This semester I decided to put blogging on the back burner indefinitely, so that I could focus on school with a little less stress. I made a few posts on my secondary, more personal, blog (Brave Faith Adventure), but my book blog remained entirely dormant. This was very beneficial for me, and when grades were finalized today I officially have another semester of straight A’s! This turned out being a busier semester than I expected, from being homecoming chair for one of the organizations I am in, to being in a major presentation of Handel’s Messiah, to being involved with my local church, among other things and on top of the normal amount of research papers and schoolwork. Additionally, I submitted a paper to the Sigma Tau Delta (international English society) 2017 convention, and have been accepted to present it next Spring! Because of all this, I did not have much time to read for myself. I did do a substantial amount of reading for classes, in each of my areas of study: literature, philosophy, and political science. One specific class, Transatlantic Modernism, was especially interesting. I read a lot of more recent(ish) classics, and feel like I truly have a firm grasp on the development of English literature throughout the 20th century. I considered reviewing a few of these, but there has already been so much said about these works by people much more skilled than I am.
One of the few “for-fun” books I was able to read this semester was the second book of Sarah Sundin’s Waves of Freedom series, Anchor in the Storm.
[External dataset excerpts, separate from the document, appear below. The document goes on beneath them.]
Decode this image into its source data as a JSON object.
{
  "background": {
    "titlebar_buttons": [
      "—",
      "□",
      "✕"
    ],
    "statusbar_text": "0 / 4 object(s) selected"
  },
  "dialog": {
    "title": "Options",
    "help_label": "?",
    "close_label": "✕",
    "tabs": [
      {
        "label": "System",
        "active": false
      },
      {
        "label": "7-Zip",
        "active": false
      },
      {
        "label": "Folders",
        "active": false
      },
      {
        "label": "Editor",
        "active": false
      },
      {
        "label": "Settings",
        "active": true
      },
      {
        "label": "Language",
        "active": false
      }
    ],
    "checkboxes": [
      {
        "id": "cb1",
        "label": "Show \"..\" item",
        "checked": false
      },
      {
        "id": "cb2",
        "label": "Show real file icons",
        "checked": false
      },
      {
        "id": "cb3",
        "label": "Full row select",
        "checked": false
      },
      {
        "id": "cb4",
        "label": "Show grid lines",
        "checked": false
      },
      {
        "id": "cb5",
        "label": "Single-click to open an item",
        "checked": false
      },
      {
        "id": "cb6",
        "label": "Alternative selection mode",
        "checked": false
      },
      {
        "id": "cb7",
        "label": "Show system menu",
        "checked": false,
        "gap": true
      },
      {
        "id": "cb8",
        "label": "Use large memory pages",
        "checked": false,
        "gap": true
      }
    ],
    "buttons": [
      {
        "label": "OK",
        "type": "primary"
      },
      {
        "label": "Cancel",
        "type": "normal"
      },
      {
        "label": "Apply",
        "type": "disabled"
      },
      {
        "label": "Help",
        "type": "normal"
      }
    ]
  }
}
I am a big fan of Sundin’s works, and this book met my high expectations. The story, set in the early 1940’s, focuses around Lillian Avery. Lillian is an ambitious young woman who has just graduated from pharmacy school but has faced frequent rejection because she has a prosthetic leg. Her brother Jim, who was the focus of the first Waves of Freedom book, has found a job and apartment for her in Boston, so up she moves full of hope and determination for starting a new life. She soon finds herself falling for her brother’s best friend, Arch. As their friendship blossoms into something more, both must overcome the effects of previous disappointments and pain and learn to be honest with one another.
Alongside Lillian and Arch’s gradually growing romance, Arch uncovers a mystery. After surviving a significant attack on their boat, Arch and some of his shipmates begin experiencing what they call combat fatigue but would now be called Post-Traumatic Stress Disorder. At this point in history, little was known about the condition, but it was beginning to be recognized. Unfortunately, with no real treatments available, many of the = men on Arch’s ship turn to self-medicating, which leads to a dangerous drug ring onboard the ship. Arch and Lillian work from opposite sides of the shore to uncover the details of this operation, bringing each of them into dangerous situations.
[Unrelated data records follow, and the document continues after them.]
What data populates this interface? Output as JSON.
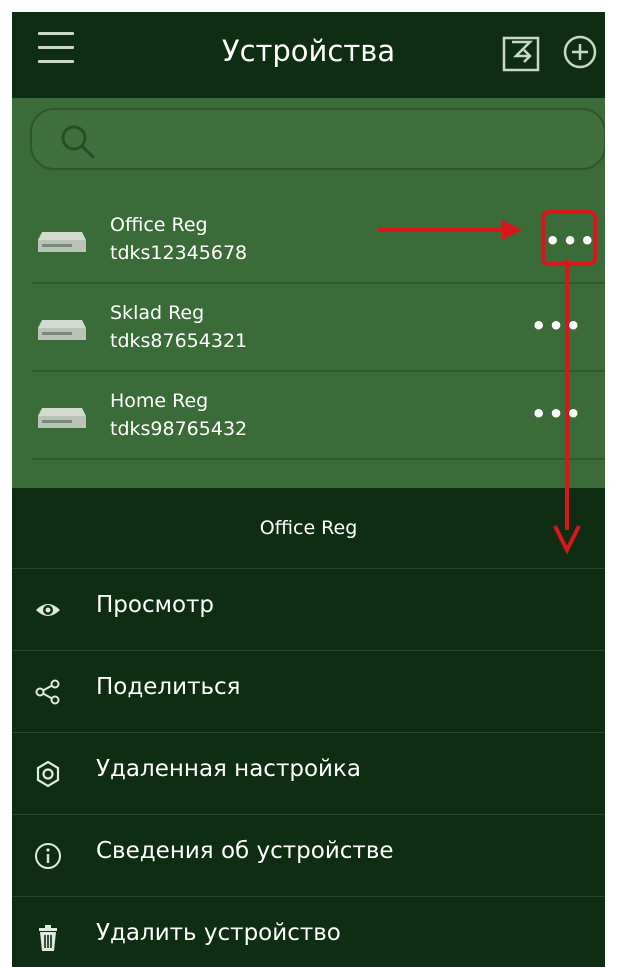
{
  "header": {
    "title": "Устройства",
    "menu_icon": "hamburger-menu-icon",
    "import_icon": "import-icon",
    "add_icon": "add-circle-icon"
  },
  "search": {
    "placeholder": "",
    "icon": "search-icon"
  },
  "devices": [
    {
      "name": "Office Reg",
      "id": "tdks12345678",
      "more": "•••"
    },
    {
      "name": "Sklad Reg",
      "id": "tdks87654321",
      "more": "•••"
    },
    {
      "name": "Home Reg",
      "id": "tdks98765432",
      "more": "•••"
    }
  ],
  "sheet": {
    "title": "Office Reg",
    "items": [
      {
        "label": "Просмотр",
        "icon": "eye-icon"
      },
      {
        "label": "Поделиться",
        "icon": "share-icon"
      },
      {
        "label": "Удаленная настройка",
        "icon": "settings-icon"
      },
      {
        "label": "Сведения об устройстве",
        "icon": "info-icon"
      },
      {
        "label": "Удалить устройство",
        "icon": "trash-icon"
      }
    ]
  },
  "annotation": {
    "color": "#d8161b"
  },
  "colors": {
    "background": "#0f2d12",
    "list_background": "#3b6b39",
    "accent": "#d8161b"
  }
}
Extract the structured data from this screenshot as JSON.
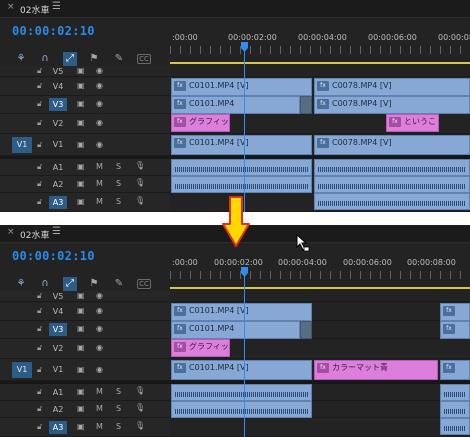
{
  "tab": {
    "title": "02水車",
    "close": "×",
    "menu": "☰"
  },
  "timecode": "00:00:02:10",
  "ruler_labels_top": [
    ":00:00",
    "00:00:02:00",
    "00:00:04:00",
    "00:00:06:00",
    "00:00:08:00"
  ],
  "ruler_labels_bottom": [
    ":00:00",
    "00:00:02:00",
    "00:00:04:00",
    "00:00:06:00",
    "00:00:08:00"
  ],
  "tracks": {
    "video": [
      "V5",
      "V4",
      "V3",
      "V2",
      "V1"
    ],
    "audio": [
      "A1",
      "A2",
      "A3"
    ],
    "source_v": "V1",
    "audio_mute": "M",
    "audio_solo": "S"
  },
  "clips_top": {
    "v4_a": "C0101.MP4 [V]",
    "v4_b": "C0078.MP4 [V]",
    "v3_a": "C0101.MP4",
    "v3_b": "C0078.MP4 [V]",
    "v2_a": "グラフィッ",
    "v2_b": "というこ",
    "v1_a": "C0101.MP4 [V]",
    "v1_b": "C0078.MP4 [V]"
  },
  "clips_bottom": {
    "v4_a": "C0101.MP4 [V]",
    "v3_a": "C0101.MP4",
    "v2_a": "グラフィッ",
    "v1_a": "C0101.MP4 [V]",
    "v1_b": "カラーマット青"
  },
  "colors": {
    "panel": "#232323",
    "accent_blue": "#2b8ae8",
    "video_clip": "#87a8d4",
    "graphic_clip": "#dc7fdc",
    "work_area": "#d6c64a",
    "arrow_fill": "#ffd800",
    "arrow_stroke": "#e03020"
  },
  "icons": {
    "lock": "lock-icon",
    "film": "film-icon",
    "eye": "eye-icon",
    "mic": "microphone-icon"
  }
}
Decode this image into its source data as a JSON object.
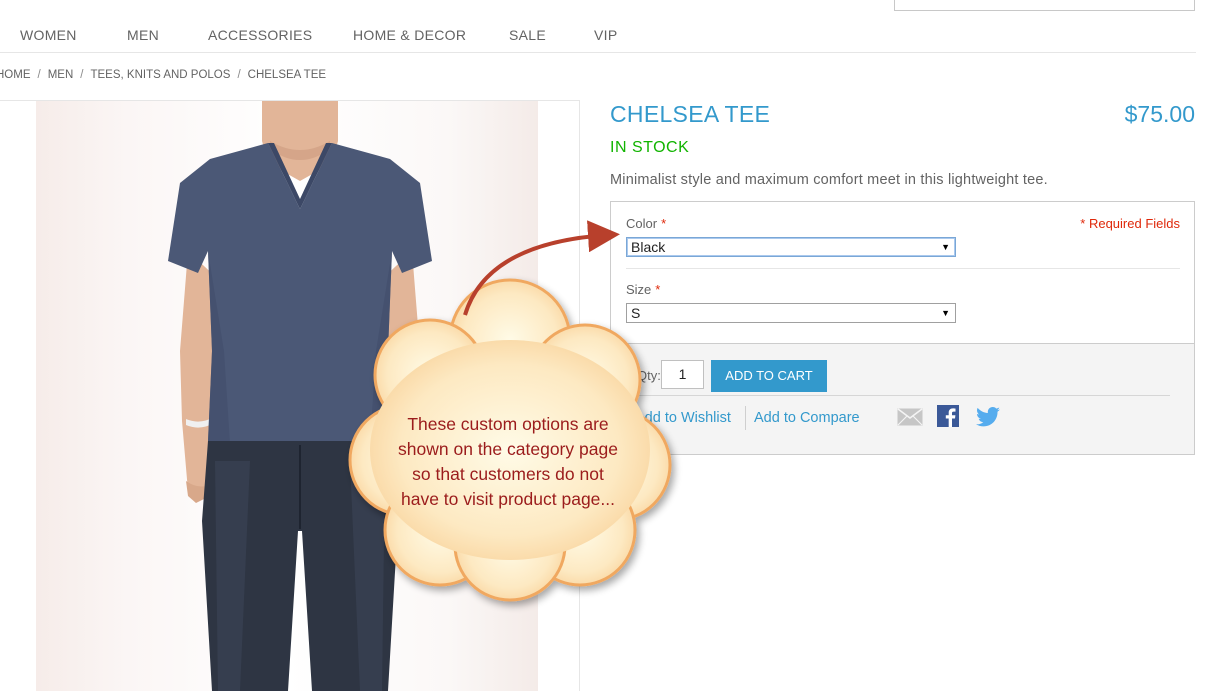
{
  "nav": {
    "items": [
      {
        "label": "WOMEN"
      },
      {
        "label": "MEN"
      },
      {
        "label": "ACCESSORIES"
      },
      {
        "label": "HOME & DECOR"
      },
      {
        "label": "SALE"
      },
      {
        "label": "VIP"
      }
    ]
  },
  "breadcrumb": {
    "items": [
      "HOME",
      "MEN",
      "TEES, KNITS AND POLOS"
    ],
    "current": "CHELSEA TEE",
    "separator": "/"
  },
  "product": {
    "name": "CHELSEA TEE",
    "price": "$75.00",
    "availability": "IN STOCK",
    "short_description": "Minimalist style and maximum comfort meet in this lightweight tee.",
    "image_icon": "product-photo-man-in-navy-tee-icon"
  },
  "options": {
    "required_note": "* Required Fields",
    "required_mark": "*",
    "color": {
      "label": "Color",
      "selected": "Black"
    },
    "size": {
      "label": "Size",
      "selected": "S"
    }
  },
  "cart": {
    "qty_label": "Qty:",
    "qty_value": "1",
    "add_button": "Add to Cart",
    "wishlist_link": "Add to Wishlist",
    "compare_link": "Add to Compare",
    "share_icons": [
      "email-icon",
      "facebook-icon",
      "twitter-icon"
    ]
  },
  "callout": {
    "lines": [
      "These custom options are",
      "shown on the category page",
      "so that customers do not",
      "have to visit product page..."
    ]
  },
  "colors": {
    "accent": "#3399cc",
    "in_stock": "#11b400",
    "required": "#df280a",
    "callout_text": "#9b1c1c",
    "callout_fill": "#fde3b2",
    "arrow": "#b8402c"
  }
}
Like every one of Sundin’s books that I have read, she seamlessly creates a historically accurate world in which a mystery unfolds alongside a sweet, modest romance. I thoroughly enjoyed diving into 1940’s America every chance I got, despite how rare those opportunities have been recently. The next book in the series is set to come out in Spring of 2017, and I am eagerly looking forward to it.
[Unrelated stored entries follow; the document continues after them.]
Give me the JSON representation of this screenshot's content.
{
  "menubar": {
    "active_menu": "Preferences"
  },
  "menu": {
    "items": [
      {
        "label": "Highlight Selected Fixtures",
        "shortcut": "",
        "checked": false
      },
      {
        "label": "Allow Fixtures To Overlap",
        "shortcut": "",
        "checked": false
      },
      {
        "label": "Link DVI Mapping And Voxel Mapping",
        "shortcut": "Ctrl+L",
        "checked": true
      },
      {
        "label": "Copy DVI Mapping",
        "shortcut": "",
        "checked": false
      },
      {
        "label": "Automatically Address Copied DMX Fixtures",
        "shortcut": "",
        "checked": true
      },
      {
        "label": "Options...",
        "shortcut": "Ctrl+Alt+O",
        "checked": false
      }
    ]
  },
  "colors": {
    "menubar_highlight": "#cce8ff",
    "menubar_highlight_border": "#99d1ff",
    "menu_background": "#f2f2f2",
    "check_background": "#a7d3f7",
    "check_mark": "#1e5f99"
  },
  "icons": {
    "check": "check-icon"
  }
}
I have one more semester to get through in order to receive my first degree. At this point, blogging is still not necessarily a priority for me, but it is something I enjoy and hope to find time to do occasionally. At the end of this semester, I expect a lot of things to change in my life. For now, this blog is going to remain in semi-hibernation. Hopefully I will do a lot of reading over the next month while I am between school semesters, and be able to get a few more posts out. Regardless, I hope you have enjoyed this update and review, and have a Merry Christmas and blessed start to the new year!
A version of this review also appears on my blog Brave Faith Adventure.